Fast forward a few years, and the price of computers has come down quite a bit. At the same time, our reliance on them has increased concomitantly. Twenty years ago, if a computer went down in an office, it was annoying. It might have been used for billing and it was probably a standalone computer. Now, if a computer network goes down in an office, it is a crisis. It affects scheduling, billing, electronic records, databases, email, word processing...
Most of the workplaces I know--whether nonprofit or for-profit--no longer think of computers as special capital expenses, unless they are extremely specialized pieces. Instead of thinking of them as capital expenses, they are treated as operating expenses, as a part of doing business. Depending on the business, they might be replaced every three, four, or five years, but ultimately they are items that need regular replacement.

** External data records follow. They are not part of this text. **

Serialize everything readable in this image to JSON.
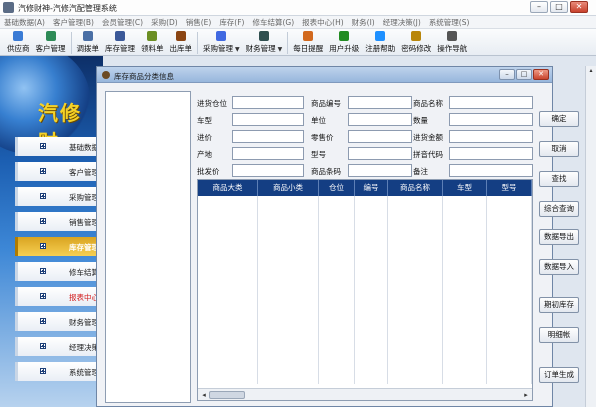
{
  "window": {
    "title": "汽修财神-汽修汽配管理系统",
    "buttons": {
      "min": "–",
      "max": "□",
      "close": "✕"
    }
  },
  "menubar": [
    "基础数据(A)",
    "客户管理(B)",
    "会员管理(C)",
    "采购(D)",
    "销售(E)",
    "库存(F)",
    "修车结算(G)",
    "报表中心(H)",
    "财务(I)",
    "经理决策(J)",
    "系统管理(S)"
  ],
  "toolbar": [
    {
      "label": "供应商",
      "icon": "supplier-icon",
      "color": "#3a7bd5"
    },
    {
      "label": "客户管理",
      "icon": "customer-icon",
      "color": "#2e8b57"
    },
    {
      "sep": true
    },
    {
      "label": "调拨单",
      "icon": "transfer-icon",
      "color": "#4a6fa5"
    },
    {
      "label": "库存管理",
      "icon": "inventory-icon",
      "color": "#3b5998"
    },
    {
      "label": "领料单",
      "icon": "requisition-icon",
      "color": "#6b8e23"
    },
    {
      "label": "出库单",
      "icon": "outbound-icon",
      "color": "#8b4513"
    },
    {
      "sep": true
    },
    {
      "label": "采购管理",
      "icon": "purchase-icon",
      "color": "#4169e1",
      "dropdown": true
    },
    {
      "label": "财务管理",
      "icon": "finance-icon",
      "color": "#2f4f4f",
      "dropdown": true
    },
    {
      "sep": true
    },
    {
      "label": "每日提醒",
      "icon": "reminder-icon",
      "color": "#d2691e"
    },
    {
      "label": "用户升级",
      "icon": "upgrade-icon",
      "color": "#228b22"
    },
    {
      "label": "注册帮助",
      "icon": "help-icon",
      "color": "#1e90ff"
    },
    {
      "label": "密码修改",
      "icon": "password-icon",
      "color": "#b8860b"
    },
    {
      "label": "操作导航",
      "icon": "navigation-icon",
      "color": "#555555"
    }
  ],
  "brand": "汽修财",
  "nav": [
    {
      "label": "基础数据",
      "state": "normal"
    },
    {
      "label": "客户管理",
      "state": "normal"
    },
    {
      "label": "采购管理",
      "state": "normal"
    },
    {
      "label": "销售管理",
      "state": "normal"
    },
    {
      "label": "库存管理",
      "state": "active"
    },
    {
      "label": "修车结算",
      "state": "normal"
    },
    {
      "label": "报表中心",
      "state": "red"
    },
    {
      "label": "财务管理",
      "state": "normal"
    },
    {
      "label": "经理决策",
      "state": "normal"
    },
    {
      "label": "系统管理",
      "state": "normal"
    }
  ],
  "dialog": {
    "title": "库存商品分类信息",
    "buttons": {
      "min": "–",
      "max": "□",
      "close": "✕"
    }
  },
  "form": {
    "col1": [
      {
        "label": "进货仓位",
        "value": ""
      },
      {
        "label": "车型",
        "value": ""
      },
      {
        "label": "进价",
        "value": ""
      },
      {
        "label": "产地",
        "value": ""
      },
      {
        "label": "批发价",
        "value": ""
      }
    ],
    "col2": [
      {
        "label": "商品编号",
        "value": ""
      },
      {
        "label": "单位",
        "value": ""
      },
      {
        "label": "零售价",
        "value": ""
      },
      {
        "label": "型号",
        "value": ""
      },
      {
        "label": "商品条码",
        "value": ""
      }
    ],
    "col3": [
      {
        "label": "商品名称",
        "value": ""
      },
      {
        "label": "数量",
        "value": ""
      },
      {
        "label": "进货金额",
        "value": ""
      },
      {
        "label": "拼音代码",
        "value": ""
      },
      {
        "label": "备注",
        "value": ""
      }
    ]
  },
  "grid": {
    "columns": [
      "商品大类",
      "商品小类",
      "仓位",
      "编号",
      "商品名称",
      "车型",
      "型号"
    ],
    "rows": [],
    "scroll": {
      "left": "◂",
      "right": "▸"
    }
  },
  "side_buttons": [
    "确定",
    "取消",
    "查找",
    "综合查询",
    "数据导出",
    "数据导入",
    "期初库存",
    "明细帐",
    "订单生成"
  ],
  "vscroll": {
    "up": "▴"
  }
}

And that explains why I was a little bit surprised to see that Ann Arbor's school board is considering a .5 mill technology millage for November.

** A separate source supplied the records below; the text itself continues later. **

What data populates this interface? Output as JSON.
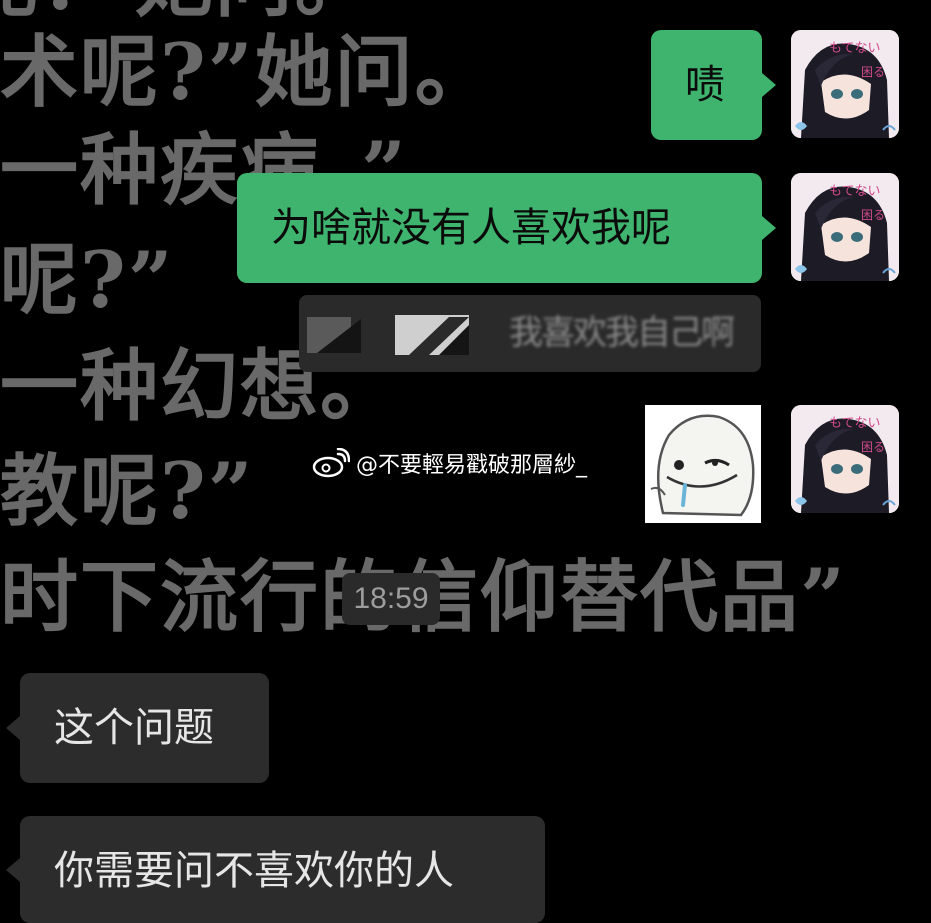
{
  "wallpaper": {
    "lines": [
      "术呢?”她问。",
      "一种疾病。”",
      "呢?”",
      "一种幻想。",
      "教呢?”",
      "时下流行的信仰替代品”"
    ]
  },
  "messages": [
    {
      "side": "out",
      "text": "啧"
    },
    {
      "side": "out",
      "text": "为啥就没有人喜欢我呢"
    },
    {
      "side": "in",
      "text": "这个问题"
    },
    {
      "side": "in",
      "text": "你需要问不喜欢你的人"
    }
  ],
  "blurred_message": {
    "text": "我喜欢我自己啊"
  },
  "watermark": {
    "icon": "weibo-icon",
    "text": "@不要輕易戳破那層紗_"
  },
  "timestamp": "18:59",
  "colors": {
    "background": "#000000",
    "outgoing_bubble": "#3fb46e",
    "incoming_bubble": "#2c2c2c",
    "wallpaper_text": "#6f6f6f"
  }
}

First of all, they are proposing to use bond money (a long-term fund) to pay for a short-term expense. At this point, I think school districts everywhere need to think of technology expenses as items with a relatively short shelf-life; items that need regular replacement and need to be budgeted for within operating expenditures. Most people finance their houses with long-term mortgages, but if they need to replace the dishwasher or the hot water heater, that money really should come out of operating (ongoing) funds, and not be paid for with long-term financing.
Second, even if I thought this were a good idea--and let's say that at this point I could perhaps be convinced--I think the board is going about this the wrong way. Why don't they ask some likely voters first whether this would be supported? And here's a hint: don't ask your most ardent school supporters (for example, PTO Chairs). Do some focus groups with a mix of taxpayers. If it won't be supported, don't waste precious political capital.

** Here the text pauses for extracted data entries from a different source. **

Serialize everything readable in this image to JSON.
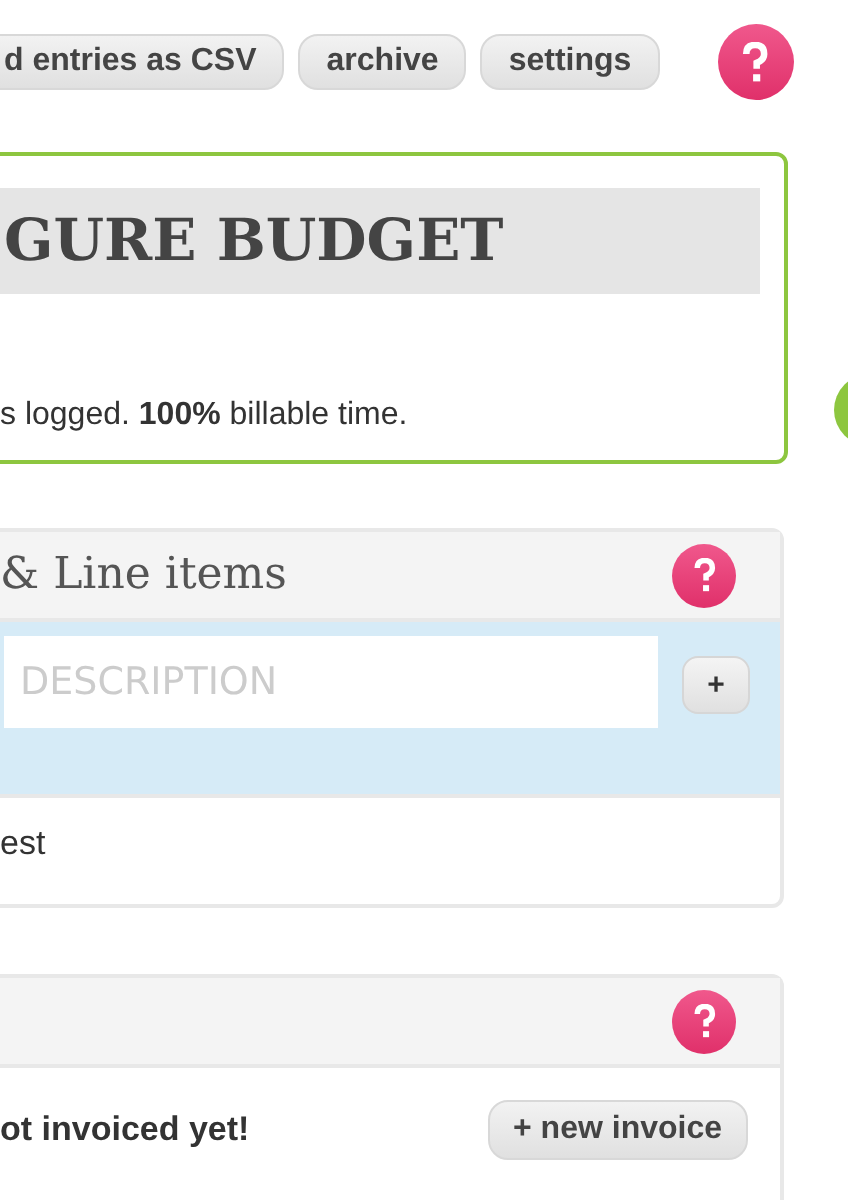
{
  "toolbar": {
    "buttons": [
      "d entries as CSV",
      "archive",
      "settings"
    ]
  },
  "budget_card": {
    "title": "GURE BUDGET",
    "summary": "s logged. **100%** billable time."
  },
  "line_items_panel": {
    "title": "& Line items",
    "description": {
      "placeholder": "DESCRIPTION"
    },
    "add_button": "+",
    "rows": [
      "est"
    ]
  },
  "invoices_panel": {
    "message": "ot invoiced yet!",
    "new_invoice_button": "+ new invoice"
  }
}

I know that many people think technology is really essential. I admit that it has changed my life in ways that I think are both good and bad.
But I was thinking the other day that if I had ever become an engineer (a career path I never considered), I definitely would have chosen civil engineering, because I'm fascinated by the civil infrastructure--water pipes, sewer pipes, water towers, transportation systems--that underlie our cities. And I'm sure that computers make the lives of civil engineers a whole lot easier.
It's worth remembering, however, that the Romans had an elaborate aqueduct system before anyone could print multiple copies of books. It's worth remembering that today's water system and subways in Manhattan were largely built over 100 years ago, by people who had no computers, and many of whom had no college degrees. [See maps of the NYC subway system here.]
In the last few years, I've seen many more high school courses offered that integrate technology. But it's worth remembering that those of us who learned to "keyline" text and "kern" typefaces in the days before computers still learned the principles of graphic design. It is eminently possible to teach most of what we need to know without computers. I don't believe that students would learn any less.
Is it a case that we "must" teach technology? Or is it the case that we "have" the technology so now we want to use it?
If we only use technology to do the same things that we could do without technology (for instance, use an interactive whiteboard to write the same things we would write on a chalkboard), then the technology is being wasted. If we can't afford all the technology that we have, then maybe we can identify areas where we can use less of it. (For instance--could we take all computers out of the K-2 curriculum?)
You may think that I'm wrong; that technology is essential to education today. And if you do, then I would ask you to argue that we need to treat technology as just another operating expense. And for the most part, that means--put technology expenses in the operating budget, and expect to upgrade that technology regularly.